Cenas da vida diplomática

Com este volume, completa-se por agora uma obra diarística de quatro décadas

Não há muitos diários portugueses tão persistentes como o de Marcello Duarte Mathias, no conjunto a que chamou "No Devagar Depressa dos Tempos" e que reúne textos que vão de 1962 a 2003. A constância contrasta com a história da publicação desses quatro volumes, que foram aparecendo, sem ordem cronológica, entre 1980 e 2010.

"Os Dias e os Anos", o segundo volume, abrange o período de 1970 a 1993. É uma obra paradoxal face ao "Diário da Índia" e ao "Diário de Paris", que cobriam a década 1993-2003. Enquanto estes tinham um estilo tranquilo e maduro, embora acontecesse pouca coisa, o volume agora editado corresponde aos "tempos interessantes" (como na maldição chinesa), mas tem passagens mais esboçadas e inconclusivas. Talvez porque o diário comece por ser uma espécie de cenas da vida diplomática, e portanto assuma uma dimensão de memorial, um pouco hermética para quem não conhece as figuras retratadas. Filho e irmão de diplomatas, Mathias fala da "Casa" (o Ministério dos Negócios Estrangeiros) com familiaridade e pertença, embora tenha noção das ficções e coreografias, e recorra muitas vezes à descrição grotesca das personagens que encontra, autoritários efeminados, pinguins engravatados e demais bobos.

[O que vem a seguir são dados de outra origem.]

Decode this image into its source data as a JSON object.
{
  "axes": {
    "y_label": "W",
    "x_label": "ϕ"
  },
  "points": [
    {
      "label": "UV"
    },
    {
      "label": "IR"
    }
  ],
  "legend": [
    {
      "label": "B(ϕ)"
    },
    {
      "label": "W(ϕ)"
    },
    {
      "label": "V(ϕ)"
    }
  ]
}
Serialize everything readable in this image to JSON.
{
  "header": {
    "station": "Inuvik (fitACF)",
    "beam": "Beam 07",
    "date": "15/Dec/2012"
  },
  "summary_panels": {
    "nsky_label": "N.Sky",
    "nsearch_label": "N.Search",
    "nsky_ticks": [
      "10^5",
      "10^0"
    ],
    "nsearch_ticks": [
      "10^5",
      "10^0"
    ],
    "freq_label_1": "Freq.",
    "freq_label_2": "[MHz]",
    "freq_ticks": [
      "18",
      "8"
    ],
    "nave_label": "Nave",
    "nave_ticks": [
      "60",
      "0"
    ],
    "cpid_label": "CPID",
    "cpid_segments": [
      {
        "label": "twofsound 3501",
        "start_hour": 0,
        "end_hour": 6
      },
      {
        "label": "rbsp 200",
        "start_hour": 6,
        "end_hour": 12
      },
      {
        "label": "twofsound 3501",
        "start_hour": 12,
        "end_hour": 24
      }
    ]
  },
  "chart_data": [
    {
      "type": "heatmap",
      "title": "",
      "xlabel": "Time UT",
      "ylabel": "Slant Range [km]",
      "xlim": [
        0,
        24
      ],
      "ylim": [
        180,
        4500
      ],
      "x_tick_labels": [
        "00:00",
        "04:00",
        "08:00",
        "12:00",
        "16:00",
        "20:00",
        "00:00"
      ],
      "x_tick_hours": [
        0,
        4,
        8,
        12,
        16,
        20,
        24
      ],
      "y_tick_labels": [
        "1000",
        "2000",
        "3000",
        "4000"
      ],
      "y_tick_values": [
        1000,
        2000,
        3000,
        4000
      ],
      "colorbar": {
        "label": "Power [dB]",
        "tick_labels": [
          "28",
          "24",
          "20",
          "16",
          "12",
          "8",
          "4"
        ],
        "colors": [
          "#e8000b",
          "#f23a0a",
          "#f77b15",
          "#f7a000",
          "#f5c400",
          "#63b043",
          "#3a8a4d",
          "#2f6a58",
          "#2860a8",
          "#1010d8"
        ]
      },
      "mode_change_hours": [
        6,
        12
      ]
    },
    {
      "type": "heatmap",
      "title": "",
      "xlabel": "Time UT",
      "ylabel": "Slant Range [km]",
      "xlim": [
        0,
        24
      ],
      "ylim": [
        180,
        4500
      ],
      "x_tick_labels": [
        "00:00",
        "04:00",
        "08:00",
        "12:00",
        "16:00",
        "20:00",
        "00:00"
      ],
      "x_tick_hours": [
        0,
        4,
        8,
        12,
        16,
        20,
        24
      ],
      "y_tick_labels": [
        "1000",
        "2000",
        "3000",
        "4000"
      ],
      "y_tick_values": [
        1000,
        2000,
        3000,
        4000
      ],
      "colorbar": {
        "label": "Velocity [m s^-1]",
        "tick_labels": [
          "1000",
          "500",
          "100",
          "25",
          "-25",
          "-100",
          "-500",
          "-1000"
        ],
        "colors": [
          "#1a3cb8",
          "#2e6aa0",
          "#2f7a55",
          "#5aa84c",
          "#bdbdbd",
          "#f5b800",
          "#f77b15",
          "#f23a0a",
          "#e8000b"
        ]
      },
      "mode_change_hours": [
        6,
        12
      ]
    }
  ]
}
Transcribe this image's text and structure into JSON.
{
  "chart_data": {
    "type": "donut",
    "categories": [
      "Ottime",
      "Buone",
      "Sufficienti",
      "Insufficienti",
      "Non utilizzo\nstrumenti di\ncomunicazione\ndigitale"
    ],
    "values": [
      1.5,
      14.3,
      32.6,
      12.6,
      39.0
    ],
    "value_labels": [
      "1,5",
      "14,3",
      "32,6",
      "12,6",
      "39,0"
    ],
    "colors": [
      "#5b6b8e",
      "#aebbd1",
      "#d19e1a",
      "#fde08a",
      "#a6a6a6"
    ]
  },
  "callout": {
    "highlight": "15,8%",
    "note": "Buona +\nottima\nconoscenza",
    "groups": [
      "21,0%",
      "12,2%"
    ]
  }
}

As funções diplomáticas, primeiro em Brasília e depois em Bruxelas, obrigam Mathias acompanhar com atenção os acontecimentos internacionais dos anos 70 a 93, incluindo as brigadas vermelhas, a revolução iraniana ou a queda do bloco soviético; mas o que domina estas páginas é naturalmente a mudança de regime em Portugal e o processo de integração europeia.

Mathias, conservador contido, considera que o Estado Novo tinha os defeitos de Salazar e nenhuma das suas qualidades, e que já estava exangue em 1974. Reconhece-se em geral no pensamento de Franco Nogueira, incluindo a decadência acelerada da situação e a necessidade de uma solução colonial digna. Mas Salazar morre em 1970, Tomás é medíocre, Marcelo indeciso, a revolução é inevitável. Aí, Marcello Mathias põe talvez alguma esperança, inevitavelmente traída, no oitocentista Spínola, marechal de opereta, e teme os desmandos do paranóico companheiro Vasco. O processo revolucionário é para o autor uma profunda decepção, prova de uma doença congénita num país incurável. As páginas em que cita Oliveira Martins, que "antecipa" minuciosamente o PREC, são estarrecedoras. Depois vem a normalidade democrática. Mathias simpatiza com Adelino Amaro da Costa, frenético, e às vezes com Soares, monarca indolente. Quanto à Europa, é praticamente um eurocéptico, daqueles que opõem sempre a "civilização europeia" à "união europeia", e preferem Montaigne ao directório franco-alemão.

Embora quase sempre desiludido e algo distante, Marcello Mathias vai-nos dando retratos das figuras que conhece nas suas andanças diplomáticas ou literatas. Encontramos por exemplo um Savimbi "Orson Welles da selva", o cabotino Bernard-Henri Lévy, um Vergílio azedo, Ruben A. civilizadíssimo, Alçada meloso, Cinatti "clochard". Há muitos obituários e notas de almoços e jantares, porque este é também uma espécie de diário do Estoril (onde o autor tem casa). Quando se refere a figuras com quem não privou, Mathias é com frequência injusto, despachando Sartre com uma simples graçola, e dizendo que Aquilino é ilegível. Mas são justíssimas as caracterizações do grande pavão Giscard ou de um certo abastardamento nacional que Mathias comenta com deliciosos tiques de snobismo. É um diário vaidoso, mas nunca arrogante. Mathias sente-se excluído da vida literária, fuzila a "pandilha" que domina as nossas letras, mas, tendo em conta que vai escrevendo artigos para o JL, a queixa parece excessiva.

A pulsão aforística é em geral pouco convincente; em contrapartida, Mathias está nas suas sete quintas a descrever um quadro de Delvaux, uma praia em Copacabana ou a túrgida Moscovo da "perestroika". E uma página sobre Biarritz, excelente, ameaça tornar-se um excerto proustiano, uma ficção elegante e melancólica, tal como o próprio Mathias.